My eyes darted to the floor-to-ceiling windows. Through them I could see the Indian Ocean and make out the shadowy line of the Kenyan coastline. The elevator pod rose slowly. I found if I concentrated on the shoreline, my panic hovered at a minimum. I shot a quick glance around the elevator and found that myself, Petriv, and the four chain-breakers were the pod's only occupants. It could have held dozens more.

“Security concerns. We've booked the DLL as well,” Petriv said. “The entire climb takes an hour and a half. Once we board the Consortium's jet, we'll reach Tsiolkovsky Tower One in the Pacific in three hours; then it's a quick flight to Denver. There's a nine-hour time delay between Nairobi and Denver, so it will be three in the morning local time when we arrive.”

“So we left before we started,” I offered, doing my best to play along like all of this was completely normal. “I should have plenty of time to overcome any jet lag before the auction.”

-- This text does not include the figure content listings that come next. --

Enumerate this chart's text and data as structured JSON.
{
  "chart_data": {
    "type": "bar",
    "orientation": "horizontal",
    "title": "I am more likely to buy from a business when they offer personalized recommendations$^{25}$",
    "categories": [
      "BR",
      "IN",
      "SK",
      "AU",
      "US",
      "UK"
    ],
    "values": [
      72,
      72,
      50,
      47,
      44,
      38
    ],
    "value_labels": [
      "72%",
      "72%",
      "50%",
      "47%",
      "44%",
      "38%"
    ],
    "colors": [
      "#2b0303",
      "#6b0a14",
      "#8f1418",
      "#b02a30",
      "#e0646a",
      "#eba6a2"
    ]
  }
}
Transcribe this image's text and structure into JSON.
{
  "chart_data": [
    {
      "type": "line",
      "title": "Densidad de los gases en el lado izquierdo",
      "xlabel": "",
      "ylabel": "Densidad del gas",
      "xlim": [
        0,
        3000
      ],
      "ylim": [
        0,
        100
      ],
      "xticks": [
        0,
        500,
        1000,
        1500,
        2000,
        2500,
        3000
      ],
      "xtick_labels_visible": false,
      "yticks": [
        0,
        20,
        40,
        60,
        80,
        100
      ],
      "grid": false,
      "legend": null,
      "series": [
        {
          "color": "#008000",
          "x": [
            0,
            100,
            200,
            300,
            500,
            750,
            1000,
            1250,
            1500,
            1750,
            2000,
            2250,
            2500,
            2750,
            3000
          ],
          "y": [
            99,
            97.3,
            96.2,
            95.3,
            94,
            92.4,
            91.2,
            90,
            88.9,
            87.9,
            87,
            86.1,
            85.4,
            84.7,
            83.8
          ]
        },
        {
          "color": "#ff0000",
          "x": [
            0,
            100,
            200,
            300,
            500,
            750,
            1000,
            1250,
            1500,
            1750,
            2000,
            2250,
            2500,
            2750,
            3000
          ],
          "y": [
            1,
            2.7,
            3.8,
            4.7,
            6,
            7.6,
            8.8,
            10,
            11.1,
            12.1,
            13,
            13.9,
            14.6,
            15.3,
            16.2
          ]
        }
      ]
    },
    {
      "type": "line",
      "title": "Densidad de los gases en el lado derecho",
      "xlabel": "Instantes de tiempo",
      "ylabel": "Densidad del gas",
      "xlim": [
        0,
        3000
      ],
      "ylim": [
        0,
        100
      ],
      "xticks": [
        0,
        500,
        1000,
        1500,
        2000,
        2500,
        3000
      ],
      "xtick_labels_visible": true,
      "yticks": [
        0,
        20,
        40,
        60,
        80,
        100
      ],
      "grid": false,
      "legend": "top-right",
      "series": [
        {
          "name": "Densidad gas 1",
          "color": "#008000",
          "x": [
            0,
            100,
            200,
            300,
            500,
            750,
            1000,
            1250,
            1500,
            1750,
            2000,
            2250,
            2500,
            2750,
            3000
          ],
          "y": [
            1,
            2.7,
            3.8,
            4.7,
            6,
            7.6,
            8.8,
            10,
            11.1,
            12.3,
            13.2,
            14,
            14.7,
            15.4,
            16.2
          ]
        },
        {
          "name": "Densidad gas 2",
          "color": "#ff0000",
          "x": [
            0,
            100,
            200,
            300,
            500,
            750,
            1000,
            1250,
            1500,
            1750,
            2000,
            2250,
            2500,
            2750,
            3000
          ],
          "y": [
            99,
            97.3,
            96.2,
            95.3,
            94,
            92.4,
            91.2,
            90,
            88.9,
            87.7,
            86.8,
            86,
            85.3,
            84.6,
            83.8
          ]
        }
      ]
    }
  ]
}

“If you had t-mods, you could reset your internal clock. But there are zone acclimatization meds I can provide to help your body adapt.”

“I don't have t-mods and I'd prefer to avoid the drugs unless it's absolutely necessary.”

“That could pose a difficulty. You've no idea what could be required of you in the next few weeks.”

I shot him a look. Was he smirking? “I'll take my chances,” I said drily.

Eventually, the pod stopped and we entered the DLL. I kept my eyes straight ahead, worried I'd have another fainting episode. I expected the DLL to look like the elevator pod, but it was an actual room—rectangle shaped, long and thin, with a low ceiling. Tiny windows of thick pressurized glass lined each wall. Seats were arranged in rows of four across, an aisle down the middle, with fifty or so rows in total. Gray and utilitarian looking, their cushions were emblazoned with One Gov's tri-system symbol of a yellow sun and three white dots.